Un génocide exemplaire

Blog arménie
Demain vient en discussion la proposition de loi « portant transposition du droit communautaire sur la lutte contre le racisme et réprimant la contestation de l’existence du génocide arménien ». Elle aboutira, si elle est votée, à modifier les articles 24 bis et 48-2 de la loi du 29 juillet 1881 sur la liberté de la presse. Les députés * à l’initiative de cette proposition insistent dans l’exposé des motifs sur la nécessaire transposition du droit communautaire, rappellent que « déjà en France, plusieurs textes nationaux définissent et sanctionnent les génocides, crimes de guerre et crimes contre l’humanité » et soulignent que « récemment, la loi n° 2001-70 du 29 janvier 2001 a instauré la reconnaissance officielle de la France du génocide arménien de 1915 et la loi n° 2001-434 du 21 mai 2001, la reconnaissance de la traite et de l’esclavage en tant que crime contre l’humanité ».

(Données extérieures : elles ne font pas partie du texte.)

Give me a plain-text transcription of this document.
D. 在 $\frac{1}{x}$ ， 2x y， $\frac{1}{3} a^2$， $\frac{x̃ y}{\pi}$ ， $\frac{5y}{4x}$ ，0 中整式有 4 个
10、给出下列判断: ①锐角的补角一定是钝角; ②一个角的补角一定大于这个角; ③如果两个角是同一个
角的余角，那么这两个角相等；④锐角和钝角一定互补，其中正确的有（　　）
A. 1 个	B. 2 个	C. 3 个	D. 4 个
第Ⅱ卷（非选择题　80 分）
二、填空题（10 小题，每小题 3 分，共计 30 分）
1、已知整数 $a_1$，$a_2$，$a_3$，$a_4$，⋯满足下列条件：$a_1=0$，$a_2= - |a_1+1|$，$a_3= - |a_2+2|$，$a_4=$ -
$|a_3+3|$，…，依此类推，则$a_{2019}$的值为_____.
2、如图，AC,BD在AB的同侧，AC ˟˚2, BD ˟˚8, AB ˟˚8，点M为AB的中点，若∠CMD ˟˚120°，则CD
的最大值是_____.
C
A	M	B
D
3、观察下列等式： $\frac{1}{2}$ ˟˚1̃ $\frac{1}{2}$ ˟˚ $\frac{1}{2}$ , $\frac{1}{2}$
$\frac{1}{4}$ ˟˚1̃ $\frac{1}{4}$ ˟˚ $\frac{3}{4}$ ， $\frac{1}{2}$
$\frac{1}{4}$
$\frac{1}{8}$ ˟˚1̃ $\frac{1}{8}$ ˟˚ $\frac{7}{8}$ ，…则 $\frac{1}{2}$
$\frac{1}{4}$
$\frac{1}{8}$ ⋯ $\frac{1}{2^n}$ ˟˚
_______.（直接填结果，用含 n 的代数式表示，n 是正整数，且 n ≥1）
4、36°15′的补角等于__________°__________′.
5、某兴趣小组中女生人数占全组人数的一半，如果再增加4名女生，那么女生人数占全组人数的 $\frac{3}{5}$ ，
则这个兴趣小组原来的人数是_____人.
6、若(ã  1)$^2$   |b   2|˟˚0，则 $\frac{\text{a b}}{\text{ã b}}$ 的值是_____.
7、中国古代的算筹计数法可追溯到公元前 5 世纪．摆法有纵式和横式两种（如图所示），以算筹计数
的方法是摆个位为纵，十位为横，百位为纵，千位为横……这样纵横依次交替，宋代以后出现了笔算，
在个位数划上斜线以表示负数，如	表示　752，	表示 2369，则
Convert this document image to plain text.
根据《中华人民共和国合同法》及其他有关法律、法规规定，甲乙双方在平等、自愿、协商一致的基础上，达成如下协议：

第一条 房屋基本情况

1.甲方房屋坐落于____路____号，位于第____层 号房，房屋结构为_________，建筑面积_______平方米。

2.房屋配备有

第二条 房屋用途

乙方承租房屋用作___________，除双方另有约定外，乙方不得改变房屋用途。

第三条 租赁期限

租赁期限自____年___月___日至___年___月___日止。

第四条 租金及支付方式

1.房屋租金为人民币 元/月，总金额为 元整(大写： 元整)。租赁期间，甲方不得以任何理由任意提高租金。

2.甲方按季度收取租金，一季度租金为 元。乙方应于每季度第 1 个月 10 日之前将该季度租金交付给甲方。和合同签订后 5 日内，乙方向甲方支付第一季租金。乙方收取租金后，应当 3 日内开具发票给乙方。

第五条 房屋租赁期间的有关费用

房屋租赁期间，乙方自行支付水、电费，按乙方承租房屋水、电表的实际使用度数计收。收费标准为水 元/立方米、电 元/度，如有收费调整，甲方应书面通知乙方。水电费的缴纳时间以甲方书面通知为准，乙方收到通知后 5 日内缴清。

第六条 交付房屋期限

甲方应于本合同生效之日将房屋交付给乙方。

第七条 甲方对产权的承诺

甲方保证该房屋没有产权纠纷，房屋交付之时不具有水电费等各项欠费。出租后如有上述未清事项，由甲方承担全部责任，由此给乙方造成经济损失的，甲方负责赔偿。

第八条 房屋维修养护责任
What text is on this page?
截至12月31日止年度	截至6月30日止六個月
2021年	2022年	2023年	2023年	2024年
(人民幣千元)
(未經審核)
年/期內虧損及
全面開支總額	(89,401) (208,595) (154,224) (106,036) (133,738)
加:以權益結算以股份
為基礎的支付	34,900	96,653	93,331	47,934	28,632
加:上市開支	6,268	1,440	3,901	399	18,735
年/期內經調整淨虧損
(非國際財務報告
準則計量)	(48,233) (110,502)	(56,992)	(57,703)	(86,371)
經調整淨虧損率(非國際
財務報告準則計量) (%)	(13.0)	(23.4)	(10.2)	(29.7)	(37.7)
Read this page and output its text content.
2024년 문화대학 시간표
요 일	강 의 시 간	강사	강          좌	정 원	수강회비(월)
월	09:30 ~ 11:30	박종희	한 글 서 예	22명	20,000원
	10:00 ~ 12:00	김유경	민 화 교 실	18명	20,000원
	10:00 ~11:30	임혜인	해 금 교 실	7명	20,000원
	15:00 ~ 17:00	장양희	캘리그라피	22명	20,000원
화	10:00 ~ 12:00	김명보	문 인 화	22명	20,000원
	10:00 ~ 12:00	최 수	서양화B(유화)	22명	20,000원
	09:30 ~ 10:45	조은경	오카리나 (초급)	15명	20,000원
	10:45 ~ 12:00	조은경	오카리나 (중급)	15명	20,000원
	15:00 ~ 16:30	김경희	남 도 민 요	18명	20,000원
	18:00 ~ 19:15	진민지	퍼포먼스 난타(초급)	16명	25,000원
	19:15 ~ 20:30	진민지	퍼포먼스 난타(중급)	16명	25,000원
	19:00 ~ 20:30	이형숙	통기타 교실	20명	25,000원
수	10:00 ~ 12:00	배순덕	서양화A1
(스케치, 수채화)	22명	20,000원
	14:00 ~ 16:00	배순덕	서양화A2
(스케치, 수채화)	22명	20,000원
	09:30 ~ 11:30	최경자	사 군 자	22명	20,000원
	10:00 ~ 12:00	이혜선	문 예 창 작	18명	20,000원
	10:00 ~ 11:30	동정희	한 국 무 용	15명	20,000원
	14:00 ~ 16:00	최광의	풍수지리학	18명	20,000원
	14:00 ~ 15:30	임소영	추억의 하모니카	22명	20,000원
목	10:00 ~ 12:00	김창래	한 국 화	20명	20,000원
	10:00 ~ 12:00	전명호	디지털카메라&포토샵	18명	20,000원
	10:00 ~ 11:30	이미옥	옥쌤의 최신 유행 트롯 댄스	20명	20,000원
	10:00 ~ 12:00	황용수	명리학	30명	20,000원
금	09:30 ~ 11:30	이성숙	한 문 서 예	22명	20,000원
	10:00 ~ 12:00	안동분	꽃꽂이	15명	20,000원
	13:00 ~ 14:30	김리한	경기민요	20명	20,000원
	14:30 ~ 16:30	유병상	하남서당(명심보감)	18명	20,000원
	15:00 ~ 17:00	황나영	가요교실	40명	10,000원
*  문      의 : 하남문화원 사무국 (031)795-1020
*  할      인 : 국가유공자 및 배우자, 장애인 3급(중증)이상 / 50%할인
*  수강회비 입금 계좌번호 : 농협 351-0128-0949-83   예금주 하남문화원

Le gouvernement turc exerce sur les autorités françaises une pression maximale pour faire échouer le vote de demain. Il est intéressant de constater qu’en la matière, le gouvernement dit « islamiste modéré » conduit par le Premier ministre Erdogan s’affiche absolument solidaire des entreprises des gouvernements précédents et de l’Etat kémaliste dans son entier organisant la négation de la vérité historique du génocide perpétré contre les Arméniens dans l’Empire ottoman, durant la Première Guerre mondiale. Les argumentaires utilisés contre la proposition de loi insistent sur le viol de la liberté d’expression que constituerait une telle législation et sur la transgression qu’elle représenterait – les parlementaires n’étant pas chargés selon les officiels turcs de décider de la vérité historique. Et d’en appeler au seul travail des historiens pour trancher la question du génocide arménien. Ces argumentaires se retournent facilement contre leurs auteurs. Arguer de la liberté d’expression pour un pays qui, aujourd’hui, enferme ses chercheurs, ses professeurs, ses étudiants, ses éditeurs, ses journalistes **, relève de l’imposture. Appeler au travail des historiens alors que montent les menaces qui pèsent sur les chercheurs et les éditeurs de Turquie osant braver les lois et l’opinion d’Etat est un piège rhétorique.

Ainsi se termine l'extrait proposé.